At the end of the pageant, as Omm Sety described it, there was loud rejoicing, with songs of triumph. “The actual death and resurrection of Osiris took place inside,” she explained from her own remembrance, “and only the priests and priestesses were present. The part of Osiris was never played by a person, but a life-sized wooden statue. Then the god was carried outside, upright, as a living god rather than as a dead mummy. There came the words, Osiris, our hope, Osiris, Osiris! as the people greeted their risen god.”
The parts of the other gods were played by priests and priestesses specially trained for their privileged roles in the mystery play. A priestess playing Isis, for instance, might apprentice for years to perfect the gestures and song of the Lament for Osiris, in which she grieves for her murdered husband and entreats him to return to her. With her in grief is her faithful sister Nephthys, and together they cry out for Osiris to return.

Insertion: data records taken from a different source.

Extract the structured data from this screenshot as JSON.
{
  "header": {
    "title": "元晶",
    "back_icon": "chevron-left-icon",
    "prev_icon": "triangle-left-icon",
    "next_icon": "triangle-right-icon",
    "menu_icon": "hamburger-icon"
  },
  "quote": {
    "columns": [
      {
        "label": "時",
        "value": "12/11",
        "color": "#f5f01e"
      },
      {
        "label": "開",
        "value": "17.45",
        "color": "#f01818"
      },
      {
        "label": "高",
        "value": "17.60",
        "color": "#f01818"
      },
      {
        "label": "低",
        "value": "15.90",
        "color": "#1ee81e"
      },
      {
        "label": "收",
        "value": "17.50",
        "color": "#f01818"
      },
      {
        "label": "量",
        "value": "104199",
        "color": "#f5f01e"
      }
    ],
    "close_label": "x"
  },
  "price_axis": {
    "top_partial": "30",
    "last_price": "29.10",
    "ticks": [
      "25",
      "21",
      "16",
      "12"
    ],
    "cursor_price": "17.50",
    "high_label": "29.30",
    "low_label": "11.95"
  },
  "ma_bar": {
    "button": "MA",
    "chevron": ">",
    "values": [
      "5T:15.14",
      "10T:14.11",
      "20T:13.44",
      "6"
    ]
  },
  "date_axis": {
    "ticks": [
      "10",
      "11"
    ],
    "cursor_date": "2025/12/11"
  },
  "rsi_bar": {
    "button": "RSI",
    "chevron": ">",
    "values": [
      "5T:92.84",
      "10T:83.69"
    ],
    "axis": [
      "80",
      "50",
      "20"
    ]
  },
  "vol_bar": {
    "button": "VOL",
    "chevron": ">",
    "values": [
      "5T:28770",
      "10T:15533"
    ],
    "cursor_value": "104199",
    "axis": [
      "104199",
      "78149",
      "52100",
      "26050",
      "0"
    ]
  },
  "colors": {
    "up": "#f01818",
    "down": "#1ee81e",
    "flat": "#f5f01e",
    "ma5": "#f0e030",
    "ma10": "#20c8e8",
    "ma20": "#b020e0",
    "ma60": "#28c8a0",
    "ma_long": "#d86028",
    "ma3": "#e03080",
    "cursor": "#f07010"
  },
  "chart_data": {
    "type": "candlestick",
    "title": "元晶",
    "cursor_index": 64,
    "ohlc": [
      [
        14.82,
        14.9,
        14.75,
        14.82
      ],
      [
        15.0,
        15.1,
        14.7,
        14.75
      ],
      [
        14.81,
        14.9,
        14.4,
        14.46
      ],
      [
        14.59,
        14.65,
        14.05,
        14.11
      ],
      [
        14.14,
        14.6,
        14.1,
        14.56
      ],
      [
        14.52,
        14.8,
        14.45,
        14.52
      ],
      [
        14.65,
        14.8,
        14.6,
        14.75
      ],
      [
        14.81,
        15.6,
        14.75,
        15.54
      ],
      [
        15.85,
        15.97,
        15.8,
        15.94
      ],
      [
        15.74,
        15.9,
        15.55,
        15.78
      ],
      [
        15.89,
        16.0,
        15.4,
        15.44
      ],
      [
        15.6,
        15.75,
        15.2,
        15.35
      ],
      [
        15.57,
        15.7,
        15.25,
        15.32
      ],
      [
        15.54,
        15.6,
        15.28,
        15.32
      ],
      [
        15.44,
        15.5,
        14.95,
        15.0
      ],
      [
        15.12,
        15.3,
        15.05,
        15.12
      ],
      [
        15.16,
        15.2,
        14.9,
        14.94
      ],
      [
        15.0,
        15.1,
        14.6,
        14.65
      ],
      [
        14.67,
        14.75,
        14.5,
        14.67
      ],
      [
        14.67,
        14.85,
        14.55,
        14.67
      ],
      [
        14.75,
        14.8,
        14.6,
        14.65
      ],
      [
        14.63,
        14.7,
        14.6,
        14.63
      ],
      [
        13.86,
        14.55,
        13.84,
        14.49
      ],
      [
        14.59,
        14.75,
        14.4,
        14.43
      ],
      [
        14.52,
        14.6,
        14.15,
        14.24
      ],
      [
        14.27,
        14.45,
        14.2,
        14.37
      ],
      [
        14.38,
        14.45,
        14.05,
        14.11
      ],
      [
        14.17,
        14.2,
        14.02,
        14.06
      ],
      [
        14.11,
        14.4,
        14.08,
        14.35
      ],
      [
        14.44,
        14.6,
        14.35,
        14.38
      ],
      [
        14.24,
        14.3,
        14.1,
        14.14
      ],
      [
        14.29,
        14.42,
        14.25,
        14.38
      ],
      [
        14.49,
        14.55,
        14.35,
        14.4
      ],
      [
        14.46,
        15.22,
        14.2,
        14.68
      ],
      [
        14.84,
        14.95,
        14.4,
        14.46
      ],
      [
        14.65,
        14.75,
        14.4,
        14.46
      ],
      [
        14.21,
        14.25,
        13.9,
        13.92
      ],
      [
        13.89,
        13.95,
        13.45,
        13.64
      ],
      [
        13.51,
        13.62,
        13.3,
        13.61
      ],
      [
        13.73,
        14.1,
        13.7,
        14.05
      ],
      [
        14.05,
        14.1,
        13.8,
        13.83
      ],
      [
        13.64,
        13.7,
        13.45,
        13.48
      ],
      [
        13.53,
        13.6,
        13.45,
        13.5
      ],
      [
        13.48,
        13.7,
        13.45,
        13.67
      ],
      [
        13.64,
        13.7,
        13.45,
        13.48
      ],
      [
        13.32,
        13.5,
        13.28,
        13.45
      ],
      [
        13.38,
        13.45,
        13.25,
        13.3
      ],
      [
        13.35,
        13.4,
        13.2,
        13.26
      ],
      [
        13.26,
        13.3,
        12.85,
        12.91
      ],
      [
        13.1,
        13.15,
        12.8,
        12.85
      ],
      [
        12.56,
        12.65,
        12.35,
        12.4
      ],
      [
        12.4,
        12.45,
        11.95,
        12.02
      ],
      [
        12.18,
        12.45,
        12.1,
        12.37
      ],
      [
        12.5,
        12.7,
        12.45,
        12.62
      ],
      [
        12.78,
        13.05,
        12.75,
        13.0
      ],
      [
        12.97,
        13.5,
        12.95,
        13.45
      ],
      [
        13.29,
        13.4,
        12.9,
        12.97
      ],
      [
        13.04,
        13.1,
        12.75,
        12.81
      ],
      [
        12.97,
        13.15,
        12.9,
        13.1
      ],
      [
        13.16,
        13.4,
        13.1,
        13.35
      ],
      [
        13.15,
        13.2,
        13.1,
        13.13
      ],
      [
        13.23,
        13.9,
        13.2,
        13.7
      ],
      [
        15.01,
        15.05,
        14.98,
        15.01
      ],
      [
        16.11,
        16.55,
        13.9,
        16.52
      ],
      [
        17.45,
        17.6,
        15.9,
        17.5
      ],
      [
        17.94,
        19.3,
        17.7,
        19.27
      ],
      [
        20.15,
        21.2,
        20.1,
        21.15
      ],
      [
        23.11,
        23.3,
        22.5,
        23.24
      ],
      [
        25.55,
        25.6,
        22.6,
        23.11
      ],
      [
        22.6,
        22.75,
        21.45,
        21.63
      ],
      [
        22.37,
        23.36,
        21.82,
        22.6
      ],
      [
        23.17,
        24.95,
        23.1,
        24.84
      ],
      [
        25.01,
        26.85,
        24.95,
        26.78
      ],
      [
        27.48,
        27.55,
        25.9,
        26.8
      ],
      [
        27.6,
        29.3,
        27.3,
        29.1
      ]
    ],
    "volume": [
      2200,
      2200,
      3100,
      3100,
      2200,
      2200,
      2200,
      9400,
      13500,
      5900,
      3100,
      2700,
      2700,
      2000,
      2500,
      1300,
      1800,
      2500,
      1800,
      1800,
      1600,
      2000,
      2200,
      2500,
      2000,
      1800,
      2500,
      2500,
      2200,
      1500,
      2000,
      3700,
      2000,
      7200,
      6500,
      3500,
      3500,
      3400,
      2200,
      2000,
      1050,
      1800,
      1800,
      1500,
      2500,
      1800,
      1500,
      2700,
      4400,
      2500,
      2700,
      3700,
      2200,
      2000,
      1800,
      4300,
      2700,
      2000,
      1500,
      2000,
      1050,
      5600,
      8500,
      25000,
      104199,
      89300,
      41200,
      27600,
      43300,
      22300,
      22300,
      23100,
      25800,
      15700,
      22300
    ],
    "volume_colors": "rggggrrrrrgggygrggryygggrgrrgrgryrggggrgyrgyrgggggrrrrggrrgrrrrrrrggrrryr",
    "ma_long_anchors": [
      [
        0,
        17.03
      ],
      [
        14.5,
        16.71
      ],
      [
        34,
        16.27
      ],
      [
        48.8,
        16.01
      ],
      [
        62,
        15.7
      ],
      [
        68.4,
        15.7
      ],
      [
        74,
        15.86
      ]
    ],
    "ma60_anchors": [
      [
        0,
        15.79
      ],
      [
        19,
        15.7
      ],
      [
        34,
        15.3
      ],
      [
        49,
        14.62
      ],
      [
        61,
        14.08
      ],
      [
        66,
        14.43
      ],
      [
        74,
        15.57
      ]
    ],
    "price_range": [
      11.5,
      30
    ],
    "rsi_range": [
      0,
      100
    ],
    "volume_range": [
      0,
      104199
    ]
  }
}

Each year began with this highly ritualized celebration of the mystery of the Holy Family of Egypt, and each year Osiris died and rose again as a promise to all who witnessed that they too could overcome death and be as gods.
A pilgrimage to Abydos was a chance to present one’s soul to Osiris and be washed clean again. If you had the good fortune to die at that moment, you were doubly blessed. People left instructions in their wills that their hearts were to be buried at Abydos, and if that were not possible then a stone monument, a cenotaph, would be erected instead. Down through the ages, the sacred burial grounds of Abydos became filled with cenotaphs of kings and nobles and ordinary people wishing for an eternity with their beloved god.
It was natural that Sety would want to add to the monuments in such a holy place, especially after the years of Akhenaten’s great heresy. Whenever Sety was not occupied on the eastern frontiers, he visited his new temple to oversee its progress. Nearby, he erected a small palace retreat for himself, which he named Heartsease, a poignant choice for someone whose personal life had seen its full measure of heartache and betrayal.
He was a man of greatness and valor, but he was also a man of sorrows whose rash heart led him one fateful day to disturb the Order-of-Things – not in the grave manner of the Heretic, but a disturbance nonetheless. He knew that for the sin of entering into a forbidden love he had brought down upon himself the punishment of the gods.
Sety’s sin is not to be found in history books, it probably never will – but it plays an important part in our story, for it was the cause of his 3300-year search for a young temple priestess named Bentreshyt, and for atonement in the holy city of Abydos.
This is a story about Egypt – about a particular moment in its long history, and how that moment cast its shadow forward across time.*
*modern Tell el-Amarna
*Note: Throughout the book, Omm Sety’s quoted words are taken from conversations I and others had with her, from her personal notes and diaries, and from articles she wrote.